Mom once told me you can see the true character of some folk come out at the reading of the will.
It’s being reported that former New York Doll Johnny Thunders’ children are having a rather nasty spat over his estate.
It’s surprising to me that this much noise is being made over Thunders. When I picked him and David Johansen up at what was then the Hilton Townhouse on Gervais Street in Columbia, SC and took them to the Avcom studio for an interview, Thunders was so quiet I thought he was like the shyest person in the history of rock and roll. At the time, Southern rock was huge in the South—the pioneering punk the Dolls were introducing to America—not so much. In the elevator, when I informed him and David that this leg of the New York Dolls tour had stepped over into the Allman Brothers Zone, a little gust from a laugh briefly pushed up strands of Thunders’ big dark hair, which was hanging over and concealing his eyes. Other than that very brief moment from Thunders, his head remained hung floorward, and he didn’t so much as utter a sound. It was obvious he was high on something—but then everyone else during that time was too.

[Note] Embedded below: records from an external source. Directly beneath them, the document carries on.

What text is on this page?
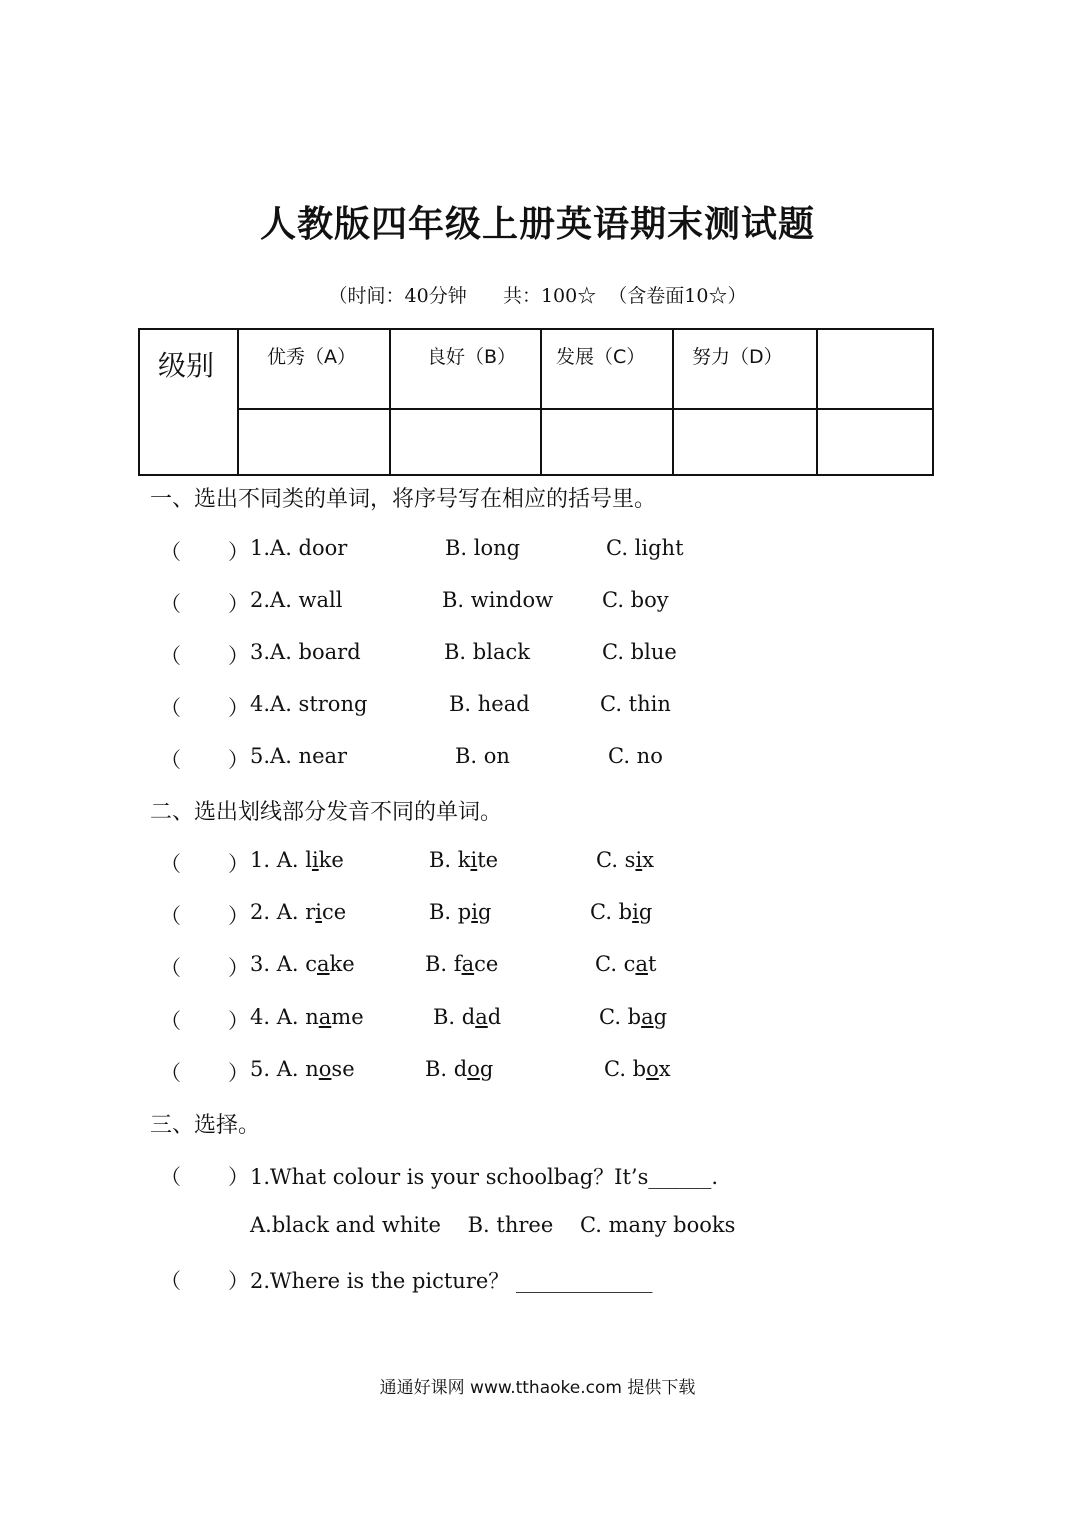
人教版四年级上册英语期末测试题
（时间：40分钟      共：100☆  （含卷面10☆）
级别	优秀（A）	良好（B）	发展（C）	努力（D）	

一、选出不同类的单词，将序号写在相应的括号里。
（ ） 1.A. door	B. long	C. light
（ ） 2.A. wall	B. window C. boy
（ ） 3.A. board	B. black	C. blue
（ ） 4.A. strong	B. head	C. thin
（ ） 5.A. near	B. on	C. no
二、选出划线部分发音不同的单词。
（ ） 1. A. like	B. kite	C. six
（ ） 2. A. rice	B. pig	C. big
（ ） 3. A. cake	B. face	C. cat
（ ） 4. A. name	B. dad	C. bag
（ ） 5. A. nose	B. dog	C. box
三、选择。
（ ） 1.What colour is your schoolbag？It’s______.
A.black and white    B. three    C. many books
（ ） 2.Where is the picture？ _____________
通通好课网 www.tthaoke.com 提供下载
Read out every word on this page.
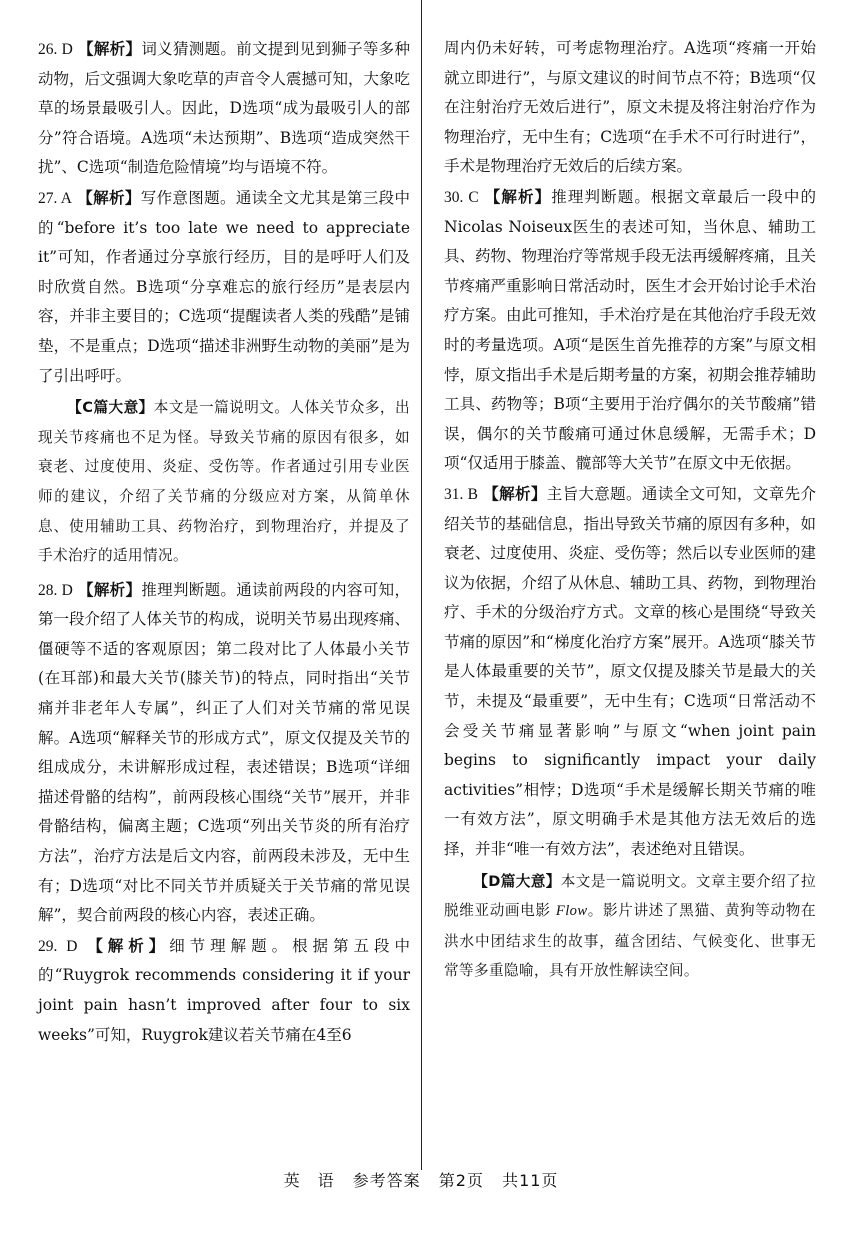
26. D 【解析】词义猜测题。前文提到见到狮子等多种动物，后文强调大象吃草的声音令人震撼可知，大象吃草的场景最吸引人。因此，D选项“成为最吸引人的部分”符合语境。A选项“未达预期”、B选项“造成突然干扰”、C选项“制造危险情境”均与语境不符。
27. A 【解析】写作意图题。通读全文尤其是第三段中的“before it’s too late we need to appreciate it”可知，作者通过分享旅行经历，目的是呼吁人们及时欣赏自然。B选项“分享难忘的旅行经历”是表层内容，并非主要目的；C选项“提醒读者人类的残酷”是铺垫，不是重点；D选项“描述非洲野生动物的美丽”是为了引出呼吁。
【C篇大意】本文是一篇说明文。人体关节众多，出现关节疼痛也不足为怪。导致关节痛的原因有很多，如衰老、过度使用、炎症、受伤等。作者通过引用专业医师的建议，介绍了关节痛的分级应对方案，从简单休息、使用辅助工具、药物治疗，到物理治疗，并提及了手术治疗的适用情况。
28. D 【解析】推理判断题。通读前两段的内容可知，第一段介绍了人体关节的构成，说明关节易出现疼痛、僵硬等不适的客观原因；第二段对比了人体最小关节(在耳部)和最大关节(膝关节)的特点，同时指出“关节痛并非老年人专属”，纠正了人们对关节痛的常见误解。A选项“解释关节的形成方式”，原文仅提及关节的组成成分，未讲解形成过程，表述错误；B选项“详细描述骨骼的结构”，前两段核心围绕“关节”展开，并非骨骼结构，偏离主题；C选项“列出关节炎的所有治疗方法”，治疗方法是后文内容，前两段未涉及，无中生有；D选项“对比不同关节并质疑关于关节痛的常见误解”，契合前两段的核心内容，表述正确。
29. D 【解析】细节理解题。根据第五段中的“Ruygrok recommends considering it if your joint pain hasn’t improved after four to six weeks”可知，Ruygrok建议若关节痛在4至6
周内仍未好转，可考虑物理治疗。A选项“疼痛一开始就立即进行”，与原文建议的时间节点不符；B选项“仅在注射治疗无效后进行”，原文未提及将注射治疗作为物理治疗，无中生有；C选项“在手术不可行时进行”，手术是物理治疗无效后的后续方案。
30. C 【解析】推理判断题。根据文章最后一段中的Nicolas Noiseux医生的表述可知，当休息、辅助工具、药物、物理治疗等常规手段无法再缓解疼痛，且关节疼痛严重影响日常活动时，医生才会开始讨论手术治疗方案。由此可推知，手术治疗是在其他治疗手段无效时的考量选项。A项“是医生首先推荐的方案”与原文相悖，原文指出手术是后期考量的方案，初期会推荐辅助工具、药物等；B项“主要用于治疗偶尔的关节酸痛”错误，偶尔的关节酸痛可通过休息缓解，无需手术；D项“仅适用于膝盖、髋部等大关节”在原文中无依据。
31. B 【解析】主旨大意题。通读全文可知，文章先介绍关节的基础信息，指出导致关节痛的原因有多种，如衰老、过度使用、炎症、受伤等；然后以专业医师的建议为依据，介绍了从休息、辅助工具、药物，到物理治疗、手术的分级治疗方式。文章的核心是围绕“导致关节痛的原因”和“梯度化治疗方案”展开。A选项“膝关节是人体最重要的关节”，原文仅提及膝关节是最大的关节，未提及“最重要”，无中生有；C选项“日常活动不会受关节痛显著影响”与原文“when joint pain begins to significantly impact your daily activities”相悖；D选项“手术是缓解长期关节痛的唯一有效方法”，原文明确手术是其他方法无效后的选择，并非“唯一有效方法”，表述绝对且错误。
【D篇大意】本文是一篇说明文。文章主要介绍了拉脱维亚动画电影 Flow。影片讲述了黑猫、黄狗等动物在洪水中团结求生的故事，蕴含团结、气候变化、世事无常等多重隐喻，具有开放性解读空间。
英　语 参考答案 第2页 共11页
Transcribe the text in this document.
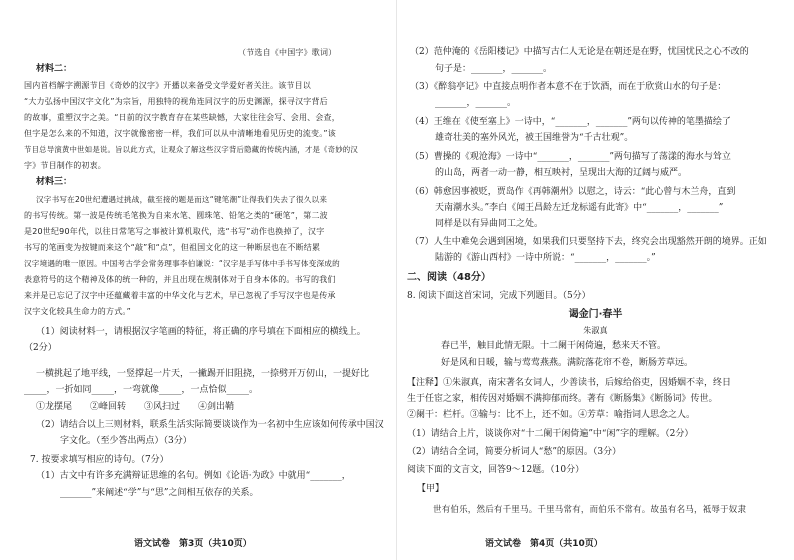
（节选自《中国字》歌词）
材料二：
国内首档解字溯源节目《奇妙的汉字》开播以来备受文学爱好者关注。该节目以
“大力弘扬中国汉字文化”为宗旨，用独特的视角连同汉字的历史渊源，探寻汉字背后
的故事，重塑汉字之美。“日前的汉字教育存在某些缺憾，大家往往会写、会用、会查，
但字是怎么来的不知道，汉字就像密密一样，我们可以从中清晰地看见历史的流变。”该
节目总导演黄中世如是说。旨以此方式，让观众了解这些汉字背后隐藏的传统内涵，才是《奇妙的汉
字》节目制作的初衷。
材料三：
汉字书写在20世纪遭遇过挑战，截至接的题是而这“键笔潮”让得我们失去了很久以来
的书写传统。第一波是传统毛笔换为自来水笔、圆珠笔、铅笔之类的“硬笔”，第二波
是20世纪90年代，以往日常笔写之事被计算机取代，选“书写”动作也换掉了，汉字
书写的笔画变为按键而来这个“敲”和“点”，但祖国文化的这一种断层也在不断结累
汉字境遇的唯一原因。中国考古学会常务理事李伯谦说：“汉字是手写体中手书写体变深成的
表意符号的这个精神及体的统一种的，并且出现在规制体对于自身本体的。书写的我们
来并是已忘记了汉字中还蕴藏着丰富的中华文化与艺术，早已忽视了手写汉字也是传承
汉字文化较具生命力的方式。”
（1）阅读材料一，请根据汉字笔画的特征，将正确的序号填在下面相应的横线上。
（2分）
一横挑起了地平线，一竖撑起一片天，一撇踢开旧阻挠，一捺劈开万仞山，一提好比
_____，一折如同_____，一弯就像_____，一点恰似_____。
①龙摆尾　　②峰回转　　③风扫过　　④剑出鞘
（2）请结合以上三则材料，联系生活实际简要谈谈作为一名初中生应该如何传承中国汉
字文化。（至少答出两点）（3分）
7. 按要求填写相应的诗句。（7分）
（1）古文中有许多充满辩证思维的名句。例如《论语·为政》中就用“_______，
_______”来阐述“学”与“思”之间相互依存的关系。
语文试卷　第3页（共10页）
（2）范仲淹的《岳阳楼记》中描写古仁人无论是在朝还是在野，忧国忧民之心不改的
句子是：_______，_______。
（3）《醉翁亭记》中直接点明作者本意不在于饮酒，而在于欣赏山水的句子是：
_______，_______。
（4）王维在《使至塞上》一诗中，“_______，_______”两句以传神的笔墨描绘了
雄奇壮美的塞外风光，被王国维誉为“千古壮观”。
（5）曹操的《观沧海》一诗中“_______，_______”两句描写了荡漾的海水与耸立
的山岛，两者一动一静，相互映衬，呈现出大海的辽阔与威严。
（6）韩愈因事被贬，贾岛作《再韩潮州》以慰之，诗云：“此心曾与木兰舟，直到
天南潮水头。”李白《闻王昌龄左迁龙标遥有此寄》中“_______，_______”
同样是以有异曲同工之处。
（7）人生中难免会遇到困境，如果我们只要坚持下去，终究会出现豁然开朗的境界。正如
陆游的《游山西村》一诗中所说：“_______，_______。”
二、阅读（48分）
8. 阅读下面这首宋词，完成下列题目。（5分）
谒金门·春半
朱淑真
春已半，触目此情无限。十二阑干闲倚遍，愁来天不管。
好是风和日暖，输与莺莺燕燕。满院落花帘不卷，断肠芳草远。
【注释】①朱淑真，南宋著名女词人，少善读书，后嫁给俗吏，因婚姻不幸，终日
生于任宦之家，相传因对婚姻不满抑郁而终。著有《断肠集》《断肠词》传世。
②阑干：栏杆。③输与：比不上，还不如。④芳草：喻指词人思念之人。
（1）请结合上片，谈谈你对“十二阑干闲倚遍”中“闲”字的理解。（2分）
（2）请结合全词，简要分析词人“愁”的原因。（3分）
阅读下面的文言文，回答9～12题。（10分）
【甲】
世有伯乐，然后有千里马。千里马常有，而伯乐不常有。故虽有名马，祗辱于奴隶
语文试卷　第4页（共10页）
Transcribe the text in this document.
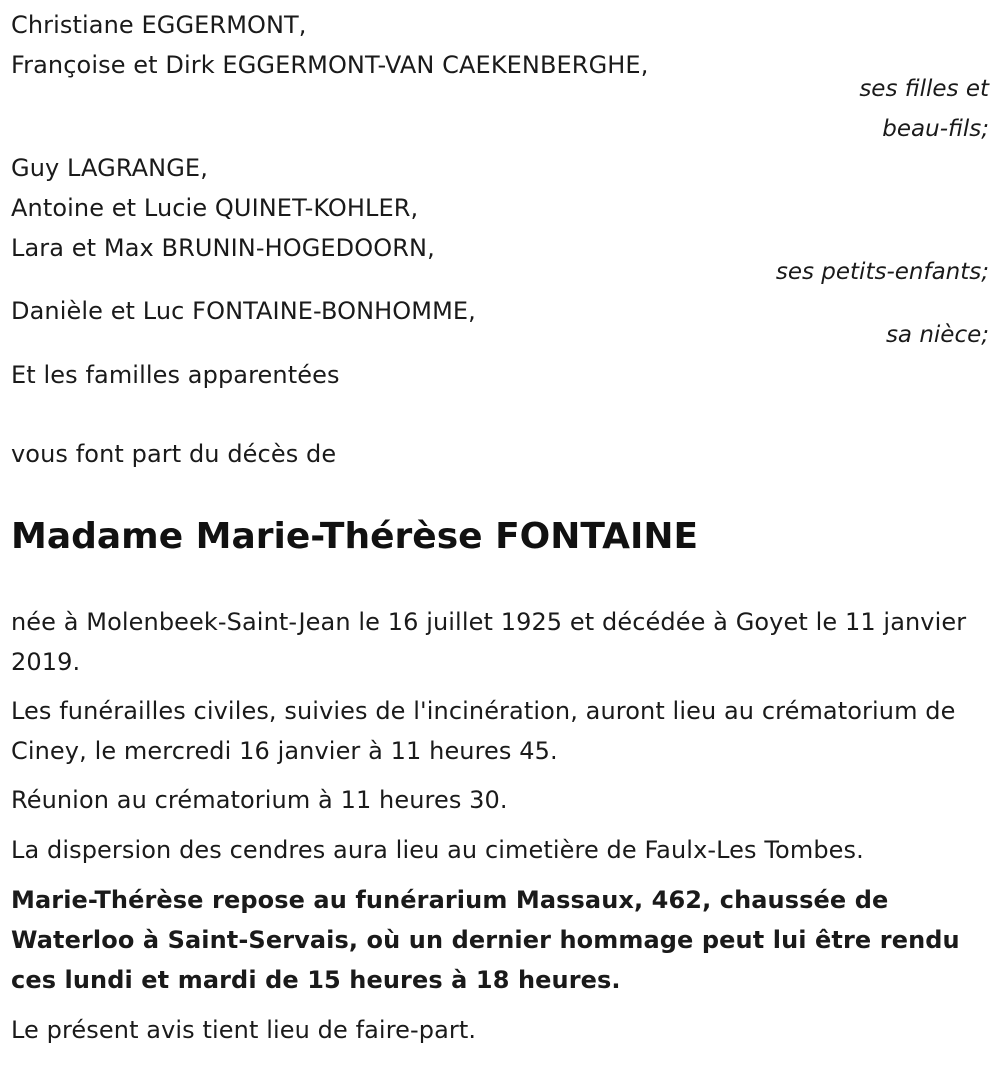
Christiane EGGERMONT,
Françoise et Dirk EGGERMONT-VAN CAEKENBERGHE,
ses filles et
beau-fils;
Guy LAGRANGE,
Antoine et Lucie QUINET-KOHLER,
Lara et Max BRUNIN-HOGEDOORN,
ses petits-enfants;
Danièle et Luc FONTAINE-BONHOMME,
sa nièce;
Et les familles apparentées
vous font part du décès de
Madame Marie-Thérèse FONTAINE
née à Molenbeek-Saint-Jean le 16 juillet 1925 et décédée à Goyet le 11 janvier 2019.
Les funérailles civiles, suivies de l'incinération, auront lieu au crématorium de Ciney, le mercredi 16 janvier à 11 heures 45.
Réunion au crématorium à 11 heures 30.
La dispersion des cendres aura lieu au cimetière de Faulx-Les Tombes.
Marie-Thérèse repose au funérarium Massaux, 462, chaussée de Waterloo à Saint-Servais, où un dernier hommage peut lui être rendu ces lundi et mardi de 15 heures à 18 heures.
Le présent avis tient lieu de faire-part.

I didn’t have a clue, however, about what eventually would become his well-publicized heroin addiction.
Thunders died in a New Orleans hotel in 1991, in what has been described as “mysterious circumstances” by some sources, and a methadone overdose by others. Without a will, the court appointed his sister as the administrator of his estate, a responsibility that included managing the $4,000 he left behind, which she took seriously, eventually investing into a nice little inheritance of several hundred thousand dollars.
Twice a year, Thunders’ daughter, from an alleged Swedish groupie, and his two sons, from an estranged wife, received payments from the inheritance fund until his sister passed away in 2009.
His half-Swedish daughter was set to take over as administrator when the sons of Thunder sued for control. Deals were attempted between pairs of the three. Enter more lawyers. Settlements proposed abounded.
It’s not the best of timing either. So happens The Dolls’ hit “Personality Crisis” recently landed at No. 271 on Rolling Stone’s 500 Greatest Songs of All Time list — an opportunity for a savvy administrator to perhaps get in there and take Thunders’ estate to the next level.